ZFS has served me well at home and at work for the past ~20 years, but I’m starting to hit scaling limits with just single nodes. 2024 will likely see my office deploy our first 4-5 node Ceph Cluster and I’d like to prepare for that day in my homelab. To that end, I’ve assembled a hardware template for a 4-node system below and would welcome any thoughts or recommendations on design (or anything else).
Ideally, if we come up with a useful cost-effective hardware template, others in the community will be able to use it to build out their own clusters.
Priorities
- Minimize upfront hardware costs
- Minimize recurring operational costs (i.e., power consumption)

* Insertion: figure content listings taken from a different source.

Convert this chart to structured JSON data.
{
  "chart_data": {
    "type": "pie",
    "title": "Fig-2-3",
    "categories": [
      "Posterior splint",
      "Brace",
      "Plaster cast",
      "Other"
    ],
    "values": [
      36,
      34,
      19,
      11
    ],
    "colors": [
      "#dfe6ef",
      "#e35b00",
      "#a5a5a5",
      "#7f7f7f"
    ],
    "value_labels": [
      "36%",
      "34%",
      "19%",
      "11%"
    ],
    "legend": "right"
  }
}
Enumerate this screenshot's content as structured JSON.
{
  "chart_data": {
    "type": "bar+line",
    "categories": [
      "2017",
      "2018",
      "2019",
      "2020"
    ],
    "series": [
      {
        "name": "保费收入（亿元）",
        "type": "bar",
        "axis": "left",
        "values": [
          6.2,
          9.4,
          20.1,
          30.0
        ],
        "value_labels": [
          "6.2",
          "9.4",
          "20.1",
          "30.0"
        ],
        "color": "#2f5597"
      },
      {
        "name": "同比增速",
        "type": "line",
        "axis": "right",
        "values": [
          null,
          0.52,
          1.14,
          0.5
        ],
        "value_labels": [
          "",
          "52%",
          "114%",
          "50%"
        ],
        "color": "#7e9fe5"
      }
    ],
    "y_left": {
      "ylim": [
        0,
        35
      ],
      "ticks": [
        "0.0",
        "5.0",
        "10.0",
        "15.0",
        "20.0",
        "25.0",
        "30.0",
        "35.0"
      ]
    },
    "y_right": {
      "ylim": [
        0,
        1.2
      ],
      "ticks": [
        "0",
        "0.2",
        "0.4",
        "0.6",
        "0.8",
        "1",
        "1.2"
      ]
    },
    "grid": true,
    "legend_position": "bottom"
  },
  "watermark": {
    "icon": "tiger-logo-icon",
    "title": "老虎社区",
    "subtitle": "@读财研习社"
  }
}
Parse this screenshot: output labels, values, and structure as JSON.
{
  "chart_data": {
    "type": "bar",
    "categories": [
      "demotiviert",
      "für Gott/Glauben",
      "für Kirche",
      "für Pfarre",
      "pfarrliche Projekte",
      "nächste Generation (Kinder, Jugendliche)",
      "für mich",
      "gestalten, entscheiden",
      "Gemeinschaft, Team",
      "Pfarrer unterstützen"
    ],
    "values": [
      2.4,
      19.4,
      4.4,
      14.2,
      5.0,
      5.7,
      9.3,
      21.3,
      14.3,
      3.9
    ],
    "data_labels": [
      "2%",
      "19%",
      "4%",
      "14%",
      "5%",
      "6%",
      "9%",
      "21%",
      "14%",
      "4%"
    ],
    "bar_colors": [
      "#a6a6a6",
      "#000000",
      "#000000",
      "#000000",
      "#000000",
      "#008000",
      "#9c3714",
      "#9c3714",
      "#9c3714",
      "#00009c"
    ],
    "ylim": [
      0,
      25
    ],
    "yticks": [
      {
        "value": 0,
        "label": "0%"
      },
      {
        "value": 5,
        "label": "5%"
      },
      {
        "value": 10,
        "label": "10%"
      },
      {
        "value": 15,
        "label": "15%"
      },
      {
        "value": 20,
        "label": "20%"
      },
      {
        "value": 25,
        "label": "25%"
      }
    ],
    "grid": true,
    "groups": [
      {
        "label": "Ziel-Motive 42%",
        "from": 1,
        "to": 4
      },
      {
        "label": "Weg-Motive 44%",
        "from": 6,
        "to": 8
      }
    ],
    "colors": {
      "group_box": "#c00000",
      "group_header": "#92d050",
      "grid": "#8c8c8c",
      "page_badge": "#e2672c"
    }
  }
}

- Performance (my only use case: streaming 100-200GB files to 1 client at 80-120 MB/sec. Largely WORM workload. Goal is to saturate a single 1GBe link.)
Current Hardware
- Data HDDs: 24x 8TB SATA, Seagate BarraCuda (ST8000DM008)
- Data HDDs: 24x 12TB SATA, Western Digital Red Pro NAS (WD121KFBX)
- Data HDDs: 24x 16TB SATA, Western Digital Gold Enterprise (WD161KRYZ)
- Data HDDs: 24x 20TB SATA, Seagate Exos X20 (ST20000NM007D)
- Chassis: 4x 24-bay 4U Hotswap NAS Case w/ 6x 6Gbps SF-8087 backplanes, Innovision (S46524)
- Motherboard: 4x Supermicro X11SSL-F
- CPU: 4x Intel Xeon E3-1230 v6 (4c/8t) @ 3.50GHz
- RAM: 4x 64GiB (4x16 kit) Supermicro DDR4 2400 VLP ECC UDIMM Memory RAM
- HBA: 4x LSI 9201-16i 6Gbps 16-lane + 4x AOC-USAS2-L8i 6Gbps 8-Lane
- OS SSDs: 8x 250GB SATA, Samsung 870 EVO (MZ-77E250B) (2x mirror per chassis)
Current Plan
Make 4x OSD nodes using the above HDDs, chassis, motherboards, CPUs, RAM, HBAs, and SSDs. Distribute the HDDs such that 6x of each drive goes into each 24-bay chassis like so: 6x 8TB, 6x 12TB, 6x 16TB, and 6x 20TB. This would ensure that each node is equally sized.
Buy 4x 10GbE PCIe cards, 1 for each node + switch + cables.
I have not yet spec’d out the Monitor and Manager Nodes and was considering running them on the same hardware as the OSD nodes. Thoughts on this are welcome.
Questions
-
Is the above hardware capable of fully saturating a 1GbE link to 1 client? Use case: streaming a single 100-200GB file to a speciality piece of lab equipment at a rock-steady rate above 80MB/sec, without any buffering. This client has some truly awful firmware and can crash if its buffers run empty, so I’m trying to design for a constant 80+ MB/sec. Read behavior is largely linear. At most 10-15 jumps throughout the file, for each file, as 10-20GB sections are streamed in sequentially.
-
Are these CPUs (4-cores/8-threads at 3.5 GHz) enough to handle 24 OSD daemons per chassis?
-
Is 64GiB per chassis enough for 24 OSD deamons per chassis?
-
I’d like this design to be able to withstand the failure of any 12 drives anywhere in the cluster. It’s not clear to me how I’d specify that from a CRUSH failure domain perspective. Guidance here welcome.
In your experience, what have you found to be the bare minimum? a 4c/8t CPU at 3.5Ghz does indeed sound a bit undersized for 24 HDD-based OSDs, so I’d be curious to read what others are running.